Qualche istante dopo, Froome rallenta.

Vasseur: “Temporeggia, Christopher Froome. Forse gli hanno detto di temporeggiare, la dimostrazione era eccessiva, troppo forte…”.

Vasseur: “Avete visto l’accelerazione di Christopher Froome? Non ho mai visto nessun corridore attaccare in questo modo sul Mont Ventoux”.

Infatti, pochissimi istanti dopo, si vede Froome rallentare, mentre ascolta le istruzioni nel suo auricolare.

Vasseur: “Chiedono semplicemente a Christopher Froome di rallentare“.

Adam (sconcertato): “Perché? Qual è lo scopo? Per far bene la scena? Perché hanno paura che poi si dica che è dopato?“.

Vasseur: “Perché no? Bah, aspettate..hi hi…“.

Adam: “Bah, non c’è alcuna ragione…“.

Vasseur: “No, non c’è alcuna ragione di rallentare, con l’accelerazione che ha fatto a dieci chilometri dall’arrivo…“.

Adam (ancor più sconcertato): “Alcuna ragione. Che prenda trenta secondi o un minuto o due minuti, è lo stesso, non cambia più nulla. Vuole vincere il Tour o non vuole vincere il Tour. Dopo non si è obbligati di fingere e di far bene nella tabella“.

Vasseur (a sua volta abbastanza sconcertato): “Io ho espresso la mia impressione, Thierry, dopo pensate quel che vi pare“.

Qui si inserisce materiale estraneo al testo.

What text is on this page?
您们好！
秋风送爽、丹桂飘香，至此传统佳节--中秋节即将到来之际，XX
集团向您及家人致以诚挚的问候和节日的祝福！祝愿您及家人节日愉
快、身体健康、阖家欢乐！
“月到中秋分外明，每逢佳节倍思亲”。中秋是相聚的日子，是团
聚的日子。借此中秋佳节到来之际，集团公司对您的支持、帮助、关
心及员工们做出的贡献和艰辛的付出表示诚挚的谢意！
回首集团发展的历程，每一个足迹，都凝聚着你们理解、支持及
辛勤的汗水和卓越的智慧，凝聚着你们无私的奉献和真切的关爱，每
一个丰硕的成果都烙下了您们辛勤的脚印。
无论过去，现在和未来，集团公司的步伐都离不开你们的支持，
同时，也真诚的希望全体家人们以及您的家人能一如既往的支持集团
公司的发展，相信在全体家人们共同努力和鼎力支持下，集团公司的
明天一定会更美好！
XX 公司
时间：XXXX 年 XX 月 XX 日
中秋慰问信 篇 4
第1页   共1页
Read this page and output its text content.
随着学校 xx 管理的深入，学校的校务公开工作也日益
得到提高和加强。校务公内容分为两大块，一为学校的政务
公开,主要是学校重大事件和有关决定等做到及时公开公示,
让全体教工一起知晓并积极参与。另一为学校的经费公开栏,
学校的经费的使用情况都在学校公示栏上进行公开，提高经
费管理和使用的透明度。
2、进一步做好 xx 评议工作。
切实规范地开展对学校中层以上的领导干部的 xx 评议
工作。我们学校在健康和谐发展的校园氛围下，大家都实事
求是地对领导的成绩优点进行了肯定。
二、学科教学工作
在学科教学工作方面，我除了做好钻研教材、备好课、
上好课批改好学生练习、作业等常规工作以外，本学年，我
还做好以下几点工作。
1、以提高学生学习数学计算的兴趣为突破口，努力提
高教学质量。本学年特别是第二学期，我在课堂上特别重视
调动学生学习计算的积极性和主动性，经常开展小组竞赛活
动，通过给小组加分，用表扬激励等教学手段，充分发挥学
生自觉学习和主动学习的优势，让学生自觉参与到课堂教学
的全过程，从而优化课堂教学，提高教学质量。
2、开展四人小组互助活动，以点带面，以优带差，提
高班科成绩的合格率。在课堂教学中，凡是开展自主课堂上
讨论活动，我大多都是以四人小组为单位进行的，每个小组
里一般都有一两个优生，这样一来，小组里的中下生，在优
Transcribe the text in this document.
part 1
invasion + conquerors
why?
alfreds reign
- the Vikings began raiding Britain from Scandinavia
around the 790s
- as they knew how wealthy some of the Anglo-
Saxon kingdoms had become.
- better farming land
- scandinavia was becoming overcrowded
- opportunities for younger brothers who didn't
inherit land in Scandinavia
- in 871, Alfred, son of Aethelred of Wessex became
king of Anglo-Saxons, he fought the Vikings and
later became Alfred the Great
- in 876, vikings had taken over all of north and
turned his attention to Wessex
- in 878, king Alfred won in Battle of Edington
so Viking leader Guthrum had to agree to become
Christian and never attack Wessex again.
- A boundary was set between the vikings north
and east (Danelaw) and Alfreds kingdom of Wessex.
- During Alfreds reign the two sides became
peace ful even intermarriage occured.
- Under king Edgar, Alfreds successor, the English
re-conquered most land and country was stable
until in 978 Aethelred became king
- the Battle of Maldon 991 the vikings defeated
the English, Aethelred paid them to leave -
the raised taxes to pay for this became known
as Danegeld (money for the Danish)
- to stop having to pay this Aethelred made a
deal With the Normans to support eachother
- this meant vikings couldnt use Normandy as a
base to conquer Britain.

Silenzio. Nel frattempo, è doveroso segnalarvi il primo caso di doping a questo Tour. Beh, solo la conferma di un caso positivo. Ma individuato al Giro d’Algeria. Il ciclista turco Mustafà Sayar – che al Tour non corre – si è rimpinzato di Epo. Insomma, hanno pizzicato un pesciolino piccolo. Certo che dopo quel che è successo al Ventoux, non si sa più che pensare. O meglio, si sa bene che pensare ma senza prove non si può affermare nulla, solo insinuare dubbi, avanzare sospetti. Che tristezza, ormai basta che un corridore faccia qualcosa di straordinario e subito si scatena l’isteria – il web ne è la prova, anche i commenti in calce al nostro articolo di ieri lo dimostrano. Alberto Contador, per la cronaca, si è schierato dalla parte di Froome: “Non c’è alcun motivo per dubitare di Chris, io sono assolutamente convinto della bontà delle sue prestazioni”. Peccato che Oleg Tinkov, il patron della sua squadra, la SaxoTinkoff, abbia twittato: “Armstrong have had same dominance as Froome. And later i seen him crying to Oprah. I am too adult to believe in fairytales”, ovvero “sono troppo vecchio per credere ancora nelle favole…”. Per la vostra insaziabile curiosità, il messaggio di Tinkov è stato twittato alle 16 e 52 del 14 luglio. Da Pisa.